Janelas e portas não apresentavam marcas
de arrombamento, foi o que nos garantiu o delegado:
- Meus homens já examinaram tudo, não
há qualquer sinal suspeito. Creio, Guilherme, que o assassino seja das relações
do morto, quer dizer, é de dentro da casa – acrescentou.

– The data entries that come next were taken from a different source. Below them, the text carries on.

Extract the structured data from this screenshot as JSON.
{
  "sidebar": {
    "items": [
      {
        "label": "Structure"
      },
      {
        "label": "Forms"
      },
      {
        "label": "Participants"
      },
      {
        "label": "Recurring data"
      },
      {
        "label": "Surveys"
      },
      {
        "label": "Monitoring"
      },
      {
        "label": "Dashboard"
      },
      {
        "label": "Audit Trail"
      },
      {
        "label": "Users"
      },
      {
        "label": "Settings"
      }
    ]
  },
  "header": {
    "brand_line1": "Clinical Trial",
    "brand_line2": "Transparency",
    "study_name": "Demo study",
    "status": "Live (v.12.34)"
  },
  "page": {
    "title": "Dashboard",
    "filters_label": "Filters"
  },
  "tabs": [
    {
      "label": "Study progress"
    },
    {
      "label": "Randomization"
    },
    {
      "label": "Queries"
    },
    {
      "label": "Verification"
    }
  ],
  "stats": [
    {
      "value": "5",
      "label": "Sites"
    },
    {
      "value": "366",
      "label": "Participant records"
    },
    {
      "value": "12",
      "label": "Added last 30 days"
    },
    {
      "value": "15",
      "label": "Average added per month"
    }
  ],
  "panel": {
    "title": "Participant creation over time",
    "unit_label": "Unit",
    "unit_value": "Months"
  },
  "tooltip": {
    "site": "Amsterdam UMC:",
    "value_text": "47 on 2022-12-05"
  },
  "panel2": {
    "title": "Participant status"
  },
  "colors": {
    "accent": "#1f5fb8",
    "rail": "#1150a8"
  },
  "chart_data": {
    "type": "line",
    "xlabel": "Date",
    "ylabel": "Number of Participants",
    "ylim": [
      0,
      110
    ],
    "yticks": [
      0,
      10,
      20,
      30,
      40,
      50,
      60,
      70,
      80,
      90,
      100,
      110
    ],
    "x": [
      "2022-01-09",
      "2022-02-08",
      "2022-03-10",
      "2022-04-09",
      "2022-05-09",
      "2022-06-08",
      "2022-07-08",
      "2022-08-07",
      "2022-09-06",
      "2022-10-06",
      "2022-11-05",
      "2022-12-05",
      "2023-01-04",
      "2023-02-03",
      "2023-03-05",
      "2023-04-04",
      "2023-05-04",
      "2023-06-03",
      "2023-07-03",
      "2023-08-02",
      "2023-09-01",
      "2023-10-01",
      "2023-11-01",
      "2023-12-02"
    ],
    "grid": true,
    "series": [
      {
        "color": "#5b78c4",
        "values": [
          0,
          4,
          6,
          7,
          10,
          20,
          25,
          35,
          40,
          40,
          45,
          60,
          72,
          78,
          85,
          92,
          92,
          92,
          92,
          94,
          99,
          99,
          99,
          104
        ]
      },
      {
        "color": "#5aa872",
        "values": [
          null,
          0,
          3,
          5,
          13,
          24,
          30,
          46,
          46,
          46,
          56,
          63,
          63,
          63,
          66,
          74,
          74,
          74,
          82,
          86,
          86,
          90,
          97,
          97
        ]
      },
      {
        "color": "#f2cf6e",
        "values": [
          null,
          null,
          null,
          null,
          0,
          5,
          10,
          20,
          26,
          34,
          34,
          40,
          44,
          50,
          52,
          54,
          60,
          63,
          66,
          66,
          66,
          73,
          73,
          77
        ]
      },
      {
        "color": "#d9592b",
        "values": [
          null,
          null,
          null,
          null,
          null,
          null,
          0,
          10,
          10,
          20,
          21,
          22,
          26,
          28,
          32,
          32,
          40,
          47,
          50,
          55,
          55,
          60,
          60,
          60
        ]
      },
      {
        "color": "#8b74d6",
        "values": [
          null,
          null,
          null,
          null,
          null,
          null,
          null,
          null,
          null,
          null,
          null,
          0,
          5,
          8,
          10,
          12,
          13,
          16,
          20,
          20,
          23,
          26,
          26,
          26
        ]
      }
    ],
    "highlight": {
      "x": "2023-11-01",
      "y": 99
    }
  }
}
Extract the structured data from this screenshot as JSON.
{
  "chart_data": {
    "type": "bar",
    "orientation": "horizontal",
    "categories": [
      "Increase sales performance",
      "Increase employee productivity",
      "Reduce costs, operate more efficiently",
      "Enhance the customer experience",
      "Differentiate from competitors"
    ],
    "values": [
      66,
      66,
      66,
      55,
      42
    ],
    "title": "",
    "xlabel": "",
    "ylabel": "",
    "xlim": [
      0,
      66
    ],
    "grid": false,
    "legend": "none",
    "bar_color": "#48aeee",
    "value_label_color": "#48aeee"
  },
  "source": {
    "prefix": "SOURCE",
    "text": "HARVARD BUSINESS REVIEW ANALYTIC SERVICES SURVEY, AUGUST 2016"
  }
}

Bingo, doutor delegado, pensei logo!
Quanta inteligência! Aliás, era visível no semblante jocoso do meu amigo Guilherme
uma expressão de escárnio, como se dissesse: elementar, meu caro delegado,
elementar até demais...
Havia a esperança de que o médico
legista examinasse o cadáver ainda no local. Todavia, esta esperança foi
frustrada:- os dois dos especialistas da cidade estavam em um churrasco e, por
isso, disseram por telefone, não tinham possibilidades de desempenhar o trabalho;
já o terceiro legista, um nissei magro, com óculos de aros redondos e cabelos em
franja, nem sequer foi encontrado no domingo. Mas, na segunda-feira cedo, esse
mesmo profissional foi o responsável pela realização dos exames cadavéricos;
por sinal, o seu laudo seria utilizado, depois, como um dos argumentos de
defesa de um dos suspeitos.
Encerradas as diligências, descemos os
três. E o delegado deu ordens para remoção do corpo, querendo impressionar com
palavras incisivas e em voz alta:
- Mandem o rabecão levar direto para o
necrotério. Mais tarde eu passo lá.
Era hora de interrogar os que
aguardavam na grande e bem organizada cozinha, localizada na parte de trás do
piso térreo.
Guilherme sempre agia desse modo:
primeiro ouvia todos os que pudessem estar envolvidos nos casos em que
trabalhava; ouvia-os informalmente; só depois, mais tarde, é que os convocava
para o depoimento formal, com as assinaturas de papel passado e tudo o mais que
pudesse entranhar no inquérito policial.